An advertising art director friend of mine once told me, illustration gets noticed. As John Fiske notes, ‘the visual language that most frequently works metaphorically is that used by advertisers’ (Fiske 1982, 97). Being an avid illustrator, this piqued my interest, since advertising generally relies on photography as the primary means of communication.
With the proliferation of digital photography hardware, digital image manipulation tools and the abundance of stock photo websites, the effectiveness of photography to make a unique statement can often become diluted. That’s not to imply photography is at all an inferior medium, there are literally thousands of amazingly talented lens lurkers producing incredible, impactful images.
Illustration has the capacity to be targeted specifically to a customer or users requirements.
Every aspect of an illustration can be created or manipulated in order to maximise the effectiveness of a message. The sheer variety of illustration styles and techniques provide a greater range of differentiation, and the message itself can be communicated with varying degrees of ambiguity.
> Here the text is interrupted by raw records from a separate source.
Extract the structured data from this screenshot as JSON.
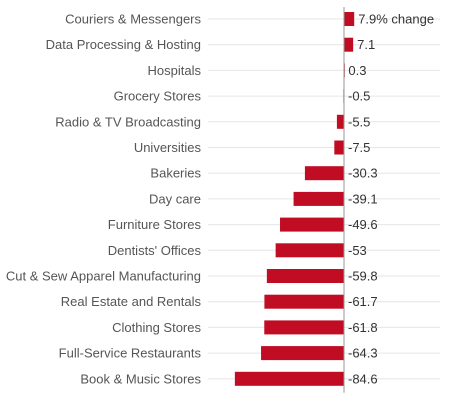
{
  "chart_data": {
    "type": "bar",
    "orientation": "horizontal",
    "categories": [
      "Couriers & Messengers",
      "Data Processing & Hosting",
      "Hospitals",
      "Grocery Stores",
      "Radio & TV Broadcasting",
      "Universities",
      "Bakeries",
      "Day care",
      "Furniture Stores",
      "Dentists' Offices",
      "Cut & Sew Apparel Manufacturing",
      "Real Estate and Rentals",
      "Clothing Stores",
      "Full-Service Restaurants",
      "Book & Music Stores"
    ],
    "values": [
      7.9,
      7.1,
      0.3,
      -0.5,
      -5.5,
      -7.5,
      -30.3,
      -39.1,
      -49.6,
      -53,
      -59.8,
      -61.7,
      -61.8,
      -64.3,
      -84.6
    ],
    "value_labels": [
      "7.9% change",
      "7.1",
      "0.3",
      "-0.5",
      "-5.5",
      "-7.5",
      "-30.3",
      "-39.1",
      "-49.6",
      "-53",
      "-59.8",
      "-61.7",
      "-61.8",
      "-64.3",
      "-84.6"
    ],
    "title": "",
    "xlabel": "",
    "ylabel": "",
    "xlim": [
      -84.6,
      7.9
    ],
    "grid": true,
    "bar_color": "#c00d23"
  }
}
One only has to look at street sign pictograms as an example of decoding signifiers, to rapidly determine the signified meaning of an illustration or sign.
We have adapted culturally to recognise these signs efficiently, in order to deconstruct and communicate messages more effectively.
If you need to rapidly communicate a succinct message, or construct a more ambiguous, visually engaging image, illustration could be the most appropriate medium.